The (functional) fitness of linguistic patterns is also affected by their being associated with certain social values or social identities (Labov 2001; Croft 2000; Richerson and Boyd 2005) or having an iconic relationship with a meaning, as illustrated by the paradigmatic case of words that are cross-culturally preferred to designate a rounded figure (like “bouba” or “maluma”) or a spiky figure (like “kiki” and “takete”) (Kohler 1929; Ramachandran and Hubbard 2001). Some of the fitter drawing systems produced in the distorting-pad to denote the different rooms in Galantucci’s (2005) experiments were iconically related to their meanings: lines on either side of the pad referred to rooms on the left or the right of the board. The fitness of a linguistic pattern is also influenced by how often speakers need or wish to refer to their meaning. For instance, the English lexical form “oil-lamp” is not very fit nowadays, as its referent ceased to be frequent in the homes of English speakers. Conversely, the appearance of the Internet has selected for the corresponding word form “Internet”, which is now infinitely more frequent than only two or three decades ago. The form “gay”, on the other hand, used to be selected for through its association with the meaning “happy”, whereas now it is probably even fitter because of its connection with the commonly expressed concept of “homosexual”. Finally, a trait that enhances fitness specifically in communication systems is being distinct from other linguistic pattern replicators: the drawings produced in the distorting pads in Galantucci (2005) or the words for the object in the communicative games in Kirby et al. (in preparation) were functional and therefore had higher chances of being reused, only if they were distinct from each other. Each drawing, or each word, in a system adapted specifically to one of the meaning niches available.

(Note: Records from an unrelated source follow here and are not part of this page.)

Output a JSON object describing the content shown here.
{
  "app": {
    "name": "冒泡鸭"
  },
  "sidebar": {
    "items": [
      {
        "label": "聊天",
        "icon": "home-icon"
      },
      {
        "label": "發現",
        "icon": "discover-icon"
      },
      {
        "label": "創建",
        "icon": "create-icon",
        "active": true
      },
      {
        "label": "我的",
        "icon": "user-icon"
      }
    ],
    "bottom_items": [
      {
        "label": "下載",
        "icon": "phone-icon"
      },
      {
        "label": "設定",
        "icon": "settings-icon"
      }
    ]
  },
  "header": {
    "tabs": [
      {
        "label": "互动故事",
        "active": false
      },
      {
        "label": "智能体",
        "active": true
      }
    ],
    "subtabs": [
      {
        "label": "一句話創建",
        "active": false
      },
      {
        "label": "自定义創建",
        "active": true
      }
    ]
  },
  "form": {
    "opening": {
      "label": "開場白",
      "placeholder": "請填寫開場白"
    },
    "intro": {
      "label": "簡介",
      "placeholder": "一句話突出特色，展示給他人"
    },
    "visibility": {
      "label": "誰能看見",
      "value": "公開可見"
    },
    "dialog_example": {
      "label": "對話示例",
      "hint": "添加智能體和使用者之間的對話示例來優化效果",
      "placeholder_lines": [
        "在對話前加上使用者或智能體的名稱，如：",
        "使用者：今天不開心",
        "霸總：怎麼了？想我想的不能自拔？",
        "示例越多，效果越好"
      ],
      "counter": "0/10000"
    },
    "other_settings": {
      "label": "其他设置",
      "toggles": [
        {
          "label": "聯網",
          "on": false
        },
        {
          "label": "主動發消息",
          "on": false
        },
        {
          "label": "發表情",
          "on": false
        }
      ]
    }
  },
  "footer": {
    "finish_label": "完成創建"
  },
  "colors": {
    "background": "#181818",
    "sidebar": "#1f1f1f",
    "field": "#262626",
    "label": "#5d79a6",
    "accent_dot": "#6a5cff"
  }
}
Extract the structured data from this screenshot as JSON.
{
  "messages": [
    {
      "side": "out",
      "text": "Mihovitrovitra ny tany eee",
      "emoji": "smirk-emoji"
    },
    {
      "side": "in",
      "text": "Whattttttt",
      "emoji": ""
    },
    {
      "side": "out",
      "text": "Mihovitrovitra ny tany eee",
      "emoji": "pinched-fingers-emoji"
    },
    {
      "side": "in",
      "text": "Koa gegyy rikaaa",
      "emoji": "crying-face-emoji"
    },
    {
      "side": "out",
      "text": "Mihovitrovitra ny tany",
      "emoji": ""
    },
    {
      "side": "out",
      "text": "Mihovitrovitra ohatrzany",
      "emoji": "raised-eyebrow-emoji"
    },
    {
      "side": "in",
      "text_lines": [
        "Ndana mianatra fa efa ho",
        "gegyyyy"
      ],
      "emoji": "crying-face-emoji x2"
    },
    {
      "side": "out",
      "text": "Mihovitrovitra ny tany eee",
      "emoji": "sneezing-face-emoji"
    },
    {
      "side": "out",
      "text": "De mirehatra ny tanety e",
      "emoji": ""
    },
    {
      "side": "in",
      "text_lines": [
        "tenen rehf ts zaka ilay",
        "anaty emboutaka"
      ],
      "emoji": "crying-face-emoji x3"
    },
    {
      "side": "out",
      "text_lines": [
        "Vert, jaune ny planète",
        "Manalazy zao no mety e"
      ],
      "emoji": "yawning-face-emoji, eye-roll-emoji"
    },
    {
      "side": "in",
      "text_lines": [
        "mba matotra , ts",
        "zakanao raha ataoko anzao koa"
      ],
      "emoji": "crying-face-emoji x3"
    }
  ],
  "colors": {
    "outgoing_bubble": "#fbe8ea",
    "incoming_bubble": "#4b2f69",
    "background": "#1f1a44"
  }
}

Natural languages are culturally transmitted institutions and therefore have to be continuously learned by new speakers. Human learners are able to faithfully learn the sounds of their language during babbling and subsequently reproduce them accurately. The most adaptive sounds are those that are easiest to learn and reproduce by the mechanisms involved in babbling. Languages persist because speakers use them for their communicative purposes. The most adaptive linguistic (sound) patterns are those that best convey relevant meanings. The meanings, the speakers and their cognitive capacities and communicative needs are the environment where linguistic replication, innovation and selection take place.

4 Conclusion

This chapter has presented a model of the cultural evolution of language based on mechanisms that are attested in experiments. The main argument for replication stems from the claim that functions help stabilize arbitrary forms. Theories of cultural evolution have not managed to find a consensual framework and I believe this is because they were focusing on the most interesting part of culture: shared social constructs and values, etc. that exist in people’s minds. Such mental representations are not faithfully replicated, they do not “leap across brains”, and these have constituted serious problems with theories such as memetics. Ideas, values and cultural institutions continue to exist and evolve because the behaviours that give rise to them are faithfully replicated by generation after generation of humans. But because mental representations are emergent from individual experiential paths, they cannot replicate. They may be similar in the same way as the precise paths of two birds in a flock or the noses of grandfather, father and grandson are similar; they belong to the same kind of paths and noses, but each is unique. In this chapter, I have described mechanisms for the replication of the public manifestations of linguistic information—and the same mechanisms could well be at work in other cultural institutions, from greetings to money or justice. Culture, including language, exists because of human brains and the knowledge, beliefs and values that emerge in them. But culture, including language, would not exist without human bodies—hands, mouths, arms—that replicate the public behavioural and material expressions of mental constructs.